State lawmakers on Wednesday passed new ballot-access requirements for Ohio’s minor political parties, overcoming bipartisan criticism that the changes would block third-party participation in next year’s elections. While the new rules would lower existing thresholds for minor parties to get and stay on the ballot, opponents say the bill is designed to help Gov. John Kasich win re-election by blocking Libertarian Charlie Earl’s gubernatorial candidacy. On Wednesday, Libertarians renewed their pledge to quickly file a lawsuit challenging the changes if they’re signed into law.

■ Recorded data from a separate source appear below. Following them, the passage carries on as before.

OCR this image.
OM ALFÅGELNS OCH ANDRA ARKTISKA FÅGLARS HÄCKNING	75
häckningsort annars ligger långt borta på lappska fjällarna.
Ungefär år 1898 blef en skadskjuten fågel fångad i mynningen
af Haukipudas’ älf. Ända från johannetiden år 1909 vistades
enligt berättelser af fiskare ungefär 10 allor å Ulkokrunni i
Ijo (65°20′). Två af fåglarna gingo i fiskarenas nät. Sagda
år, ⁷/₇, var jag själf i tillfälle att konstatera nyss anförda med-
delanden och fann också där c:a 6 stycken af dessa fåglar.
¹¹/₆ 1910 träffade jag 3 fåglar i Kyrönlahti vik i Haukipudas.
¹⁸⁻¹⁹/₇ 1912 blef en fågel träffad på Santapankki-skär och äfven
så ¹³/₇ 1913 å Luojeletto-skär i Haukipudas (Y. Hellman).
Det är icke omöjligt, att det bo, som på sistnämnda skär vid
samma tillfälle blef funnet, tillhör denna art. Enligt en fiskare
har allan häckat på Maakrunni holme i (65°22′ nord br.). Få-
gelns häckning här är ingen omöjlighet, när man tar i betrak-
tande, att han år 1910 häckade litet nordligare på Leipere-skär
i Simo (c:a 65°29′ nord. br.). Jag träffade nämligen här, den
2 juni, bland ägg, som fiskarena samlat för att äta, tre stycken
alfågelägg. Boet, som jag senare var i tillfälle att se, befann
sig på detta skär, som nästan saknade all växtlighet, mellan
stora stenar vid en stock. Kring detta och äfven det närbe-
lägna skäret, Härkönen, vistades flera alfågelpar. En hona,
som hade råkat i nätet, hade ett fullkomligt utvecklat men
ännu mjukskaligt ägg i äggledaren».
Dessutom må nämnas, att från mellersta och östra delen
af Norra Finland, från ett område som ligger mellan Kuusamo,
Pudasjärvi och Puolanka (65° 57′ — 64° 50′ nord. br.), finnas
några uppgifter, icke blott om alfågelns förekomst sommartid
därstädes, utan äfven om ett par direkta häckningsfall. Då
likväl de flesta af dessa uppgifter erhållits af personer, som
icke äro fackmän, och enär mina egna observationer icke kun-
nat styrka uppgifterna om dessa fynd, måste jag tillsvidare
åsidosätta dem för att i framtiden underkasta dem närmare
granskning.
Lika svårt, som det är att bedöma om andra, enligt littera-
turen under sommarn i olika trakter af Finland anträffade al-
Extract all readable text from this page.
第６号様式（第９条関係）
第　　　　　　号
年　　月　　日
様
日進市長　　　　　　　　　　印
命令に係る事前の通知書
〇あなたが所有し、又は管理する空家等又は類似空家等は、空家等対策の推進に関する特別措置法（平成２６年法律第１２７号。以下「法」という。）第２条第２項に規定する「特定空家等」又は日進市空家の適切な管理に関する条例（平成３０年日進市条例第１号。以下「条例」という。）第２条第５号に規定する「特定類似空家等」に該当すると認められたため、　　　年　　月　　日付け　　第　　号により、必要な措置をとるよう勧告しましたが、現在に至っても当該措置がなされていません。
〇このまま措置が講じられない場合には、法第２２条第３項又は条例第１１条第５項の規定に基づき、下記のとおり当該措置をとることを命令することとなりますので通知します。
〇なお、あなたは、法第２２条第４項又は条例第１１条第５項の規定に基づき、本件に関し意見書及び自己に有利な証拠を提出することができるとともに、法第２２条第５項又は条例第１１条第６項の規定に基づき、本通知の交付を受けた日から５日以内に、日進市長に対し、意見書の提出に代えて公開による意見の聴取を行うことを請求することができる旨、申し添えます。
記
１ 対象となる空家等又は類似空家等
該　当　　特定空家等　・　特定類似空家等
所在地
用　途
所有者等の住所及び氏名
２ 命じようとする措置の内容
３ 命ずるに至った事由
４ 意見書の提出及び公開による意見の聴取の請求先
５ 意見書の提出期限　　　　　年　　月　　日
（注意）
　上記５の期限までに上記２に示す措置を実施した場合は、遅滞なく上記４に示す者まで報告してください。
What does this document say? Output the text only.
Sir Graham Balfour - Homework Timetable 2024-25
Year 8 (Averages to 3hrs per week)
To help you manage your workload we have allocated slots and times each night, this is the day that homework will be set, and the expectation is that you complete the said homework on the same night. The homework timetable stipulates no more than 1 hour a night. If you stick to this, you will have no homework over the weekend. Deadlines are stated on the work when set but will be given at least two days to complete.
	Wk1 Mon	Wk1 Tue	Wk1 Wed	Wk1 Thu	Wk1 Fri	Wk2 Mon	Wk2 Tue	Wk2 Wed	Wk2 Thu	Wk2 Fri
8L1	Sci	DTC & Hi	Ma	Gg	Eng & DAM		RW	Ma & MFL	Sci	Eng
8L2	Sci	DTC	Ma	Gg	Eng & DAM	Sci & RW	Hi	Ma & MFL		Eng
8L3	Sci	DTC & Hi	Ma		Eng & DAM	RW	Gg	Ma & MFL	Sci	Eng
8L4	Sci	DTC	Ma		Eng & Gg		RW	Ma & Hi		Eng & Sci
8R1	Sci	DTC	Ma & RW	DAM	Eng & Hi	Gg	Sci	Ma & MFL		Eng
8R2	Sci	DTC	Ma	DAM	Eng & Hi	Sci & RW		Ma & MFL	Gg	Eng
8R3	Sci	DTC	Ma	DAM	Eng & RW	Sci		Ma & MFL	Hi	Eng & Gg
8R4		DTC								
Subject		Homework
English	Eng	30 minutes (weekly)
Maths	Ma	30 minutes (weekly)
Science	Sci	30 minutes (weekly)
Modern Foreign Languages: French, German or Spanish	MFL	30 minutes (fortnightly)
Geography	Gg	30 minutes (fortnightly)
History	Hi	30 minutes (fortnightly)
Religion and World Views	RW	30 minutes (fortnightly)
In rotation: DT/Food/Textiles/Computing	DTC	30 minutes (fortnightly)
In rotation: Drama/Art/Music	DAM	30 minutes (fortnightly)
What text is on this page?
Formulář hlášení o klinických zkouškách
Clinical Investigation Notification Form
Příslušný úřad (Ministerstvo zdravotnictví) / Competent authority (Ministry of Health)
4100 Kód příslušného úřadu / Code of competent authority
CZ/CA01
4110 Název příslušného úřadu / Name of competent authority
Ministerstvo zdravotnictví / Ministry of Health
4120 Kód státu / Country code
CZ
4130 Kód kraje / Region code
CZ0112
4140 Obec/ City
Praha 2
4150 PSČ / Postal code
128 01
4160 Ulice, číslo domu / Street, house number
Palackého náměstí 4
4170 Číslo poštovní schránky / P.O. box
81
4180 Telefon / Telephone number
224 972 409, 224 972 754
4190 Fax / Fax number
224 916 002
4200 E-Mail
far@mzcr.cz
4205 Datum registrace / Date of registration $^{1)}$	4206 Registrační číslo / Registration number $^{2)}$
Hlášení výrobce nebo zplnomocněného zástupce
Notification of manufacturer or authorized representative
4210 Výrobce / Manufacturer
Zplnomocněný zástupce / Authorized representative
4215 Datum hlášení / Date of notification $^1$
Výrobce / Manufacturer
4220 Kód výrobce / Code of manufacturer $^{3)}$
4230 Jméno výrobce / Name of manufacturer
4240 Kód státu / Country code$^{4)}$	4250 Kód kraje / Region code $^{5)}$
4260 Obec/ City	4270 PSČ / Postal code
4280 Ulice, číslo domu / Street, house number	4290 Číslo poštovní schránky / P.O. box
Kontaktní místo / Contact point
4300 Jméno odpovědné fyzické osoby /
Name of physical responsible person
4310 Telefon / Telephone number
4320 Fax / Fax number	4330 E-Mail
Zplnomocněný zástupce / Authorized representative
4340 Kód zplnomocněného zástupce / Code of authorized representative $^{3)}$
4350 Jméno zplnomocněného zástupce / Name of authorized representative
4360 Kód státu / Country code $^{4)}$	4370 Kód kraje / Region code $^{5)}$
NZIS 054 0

Under Senate Bill 193, passed by the House and Senate on Wednesday afternoon, third parties would each need to collect about 28,000 signatures, including at least 500 signatures each from at least half of Ohio’s 16 congressional districts, to regain recognition as a party by the state. Minor parties wouldn’t be allowed to hold primaries next spring under the proposal. Instead, parties that meet the initial signature requirements by next July would submit to the state a list of candidates to appear on the November ballot.

Texas: Stringent Voter ID Law Makes a Dent at Polls | New York Times

First, Judge Sandra Watts was stopped while trying to vote because the name on her photo ID, the same one she had used for voter registration and identification for 52 years, did not exactly match her name on the official voter rolls. A few days later, state Senator Wendy Davis, a Democrat who became a national celebrity after her filibuster over a new abortion law, had the same problem in early voting. So did her likely Republican opponent in next year’s governor’s race, Attorney General Greg Abbott. They were all able to vote after signing affidavits attesting that they were who they claimed to be. But not Jim Wright, a former speaker of the House in Washington, whose expired driver’s license meant he could not vote until he went home and dug a certified copy of his birth certificate out of a box. On Tuesday, Texas unveiled its tough new voter ID law, the only state to do so this year, and the rollout was sometimes rocky. But interviews with opponents and supporters of the new law, which required voters for the first time to produce a state-approved form of photo identification to vote, suggest that in many parts of the state, the law’s first day went better than critics had expected.

Virginia: Newly counted Fairfax votes narrow gap in attorney general’s race | The Washington Post

Fairfax County elections officials said Saturday that they had discovered about 3,200 absentee ballots that went uncounted on Election Day, producing a chunk of new votes for Democratic state Sen. Mark R. Herring in the still-undecided race for Virginia attorney general. The newly found ballots added another twist to the closely watched contest for the commonwealth’s chief lawyer that will likely end in a state-funded recount in December. The high stakes were underscored by the dozens of operatives from both parties who descended on the Fairfax County Government Center to monitor the election board’s proceedings. The winner will hold an office that has become a launchpad to the governorship and national politics. Virginia Republicans, who narrowly lost the governorship and lieutenant governor’s posts to Democrats on Tuesday, are hoping to avoid being shut out of statewide office — including both U.S. Senate seats — for the first time since 1970. Democrats are eager to secure a post that has not been held by the party since 1994. The number of uncounted ballots in large, heavily Democratic Fairfax, more than officials had initially believed, yielded 2,070 additional votes for Herring (D-Loudoun) and 938 for state Sen. Mark D. Obenshain (R-Harrisonburg). Some ballots contained write-in candidates for attorney general.